A customer asks … let’s presume that BigFix Compliance finds an server is out of compliance for a particular condition. Let’s further assume that an Admin made a modification that caused the server to be out of compliance. Does BigFix have any functionality that is able to pick this up and identify the specific admin and the action that made the modification? If not, what is our recommendation for how a customer can correlate this modification?
Another question … if a customer uses SolarWinds for patching, is there any integration between SolarWinds and BigFix?
I don’t think Bigfix Compliance can do this. If a particular check is non-compliant, you could create a measured value to show what is the value currently on system. However its not possible to accurately pinpoint what or who caused the change.
Bigfix action history can be used to determine if a particular action caused the server to be non-compliant.
But it looks to me like BigFix Action History is designed to capture an audit of what actions were taken from within BigFix. If an action was taken by an admin outside the scope of BigFix, I’m guessing the best way to capture that would be using a SIEM?
From my point of view, BigFix Actions history is a good tool to have a look what happened within BigFix. As administrators might be able to edit the history, it’s suitable as an auditing or siem system.
If the change was made through BigFix, then it would be reflected in the action history, yes.
However, if a system is changed from a Compliant to a non-Compliant state, it is usually more likely that the change would have been made outside of Bigfix.
Take as an example some application that failed to install with UAC prompting turned on.
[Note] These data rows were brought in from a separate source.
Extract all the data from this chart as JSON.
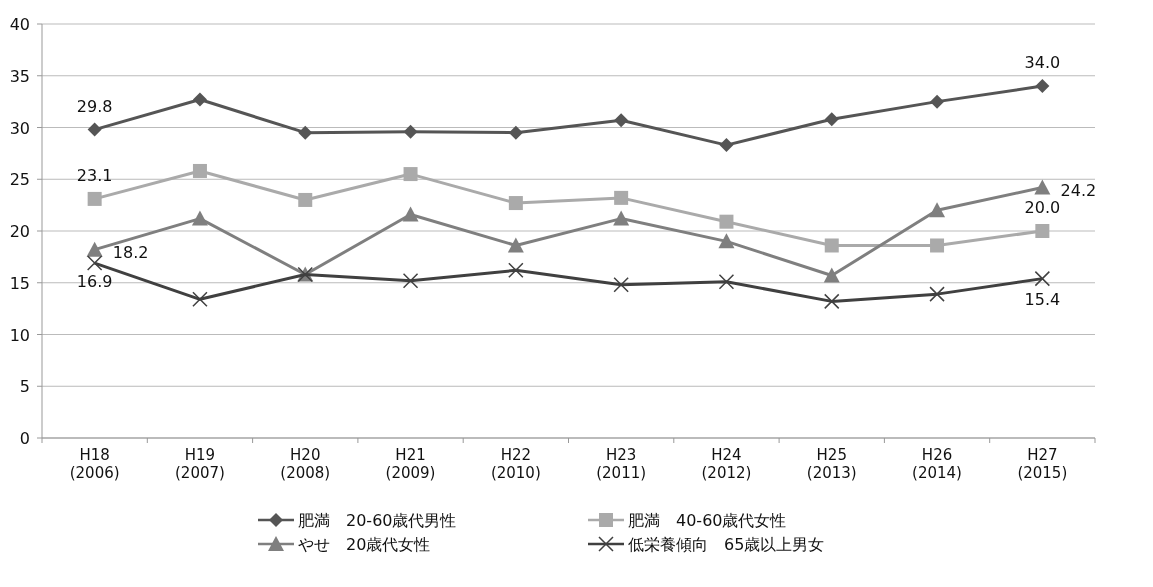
{
  "chart_data": {
    "type": "line",
    "categories": [
      "H18\n(2006)",
      "H19\n(2007)",
      "H20\n(2008)",
      "H21\n(2009)",
      "H22\n(2010)",
      "H23\n(2011)",
      "H24\n(2012)",
      "H25\n(2013)",
      "H26\n(2014)",
      "H27\n(2015)"
    ],
    "series": [
      {
        "name": "肥満　20-60歳代男性",
        "color": "#555555",
        "marker": "diamond",
        "values": [
          29.8,
          32.7,
          29.5,
          29.6,
          29.5,
          30.7,
          28.3,
          30.8,
          32.5,
          34.0
        ],
        "value_labels": [
          "29.8",
          null,
          null,
          null,
          null,
          null,
          null,
          null,
          null,
          "34.0"
        ]
      },
      {
        "name": "肥満　40-60歳代女性",
        "color": "#aaaaaa",
        "marker": "square",
        "values": [
          23.1,
          25.8,
          23.0,
          25.5,
          22.7,
          23.2,
          20.9,
          18.6,
          18.6,
          20.0
        ],
        "value_labels": [
          "23.1",
          null,
          null,
          null,
          null,
          null,
          null,
          null,
          null,
          "20.0"
        ]
      },
      {
        "name": "やせ　20歳代女性",
        "color": "#7f7f7f",
        "marker": "triangle",
        "values": [
          18.2,
          21.2,
          15.8,
          21.6,
          18.6,
          21.2,
          19.0,
          15.7,
          22.0,
          24.2
        ],
        "value_labels": [
          "18.2",
          null,
          null,
          null,
          null,
          null,
          null,
          null,
          null,
          "24.2"
        ]
      },
      {
        "name": "低栄養傾向　65歳以上男女",
        "color": "#404040",
        "marker": "cross",
        "values": [
          16.9,
          13.4,
          15.8,
          15.2,
          16.2,
          14.8,
          15.1,
          13.2,
          13.9,
          15.4
        ],
        "value_labels": [
          "16.9",
          null,
          null,
          null,
          null,
          null,
          null,
          null,
          null,
          "15.4"
        ]
      }
    ],
    "ylim": [
      0,
      40
    ],
    "yticks": [
      0,
      5,
      10,
      15,
      20,
      25,
      30,
      35,
      40
    ],
    "grid": "y",
    "legend": "bottom"
  }
}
It’s much more likely that a client administrator would turn off UAC in the local machine’s Control Panel, than thaflt they would call your administration and ask that it be disabled through BigFix. In that case BigFix will detect that UAC was disabled, and will report that through the Compliance module.
The Compliance interface would report the day on which it became non-compliant, Web Reports could have a report within a few minutes of when it became non-compliant (using the “last became relevant of fixlet ‘X’” report), but BigFix would not know who made the change.
You’d need to retrieve that through the Windows Auditing/event logs, usually through a SIEM such as QRadar, Splunk, etc.
Thank you. So the bottom line is if an Administrator chooses to do something that causes a device to become non-compliant outside of BigFix, BigFix cannot detect who did it and how.
Well, yes, that’s true. BigFix is not a logging/auditing tool. We do integrations with several SIEM products but BigFix itself isn’t one.
What we can do is enforce continual compliance - so if your local administrator changes the system to a noncompliant state, we put it right back the way it should be.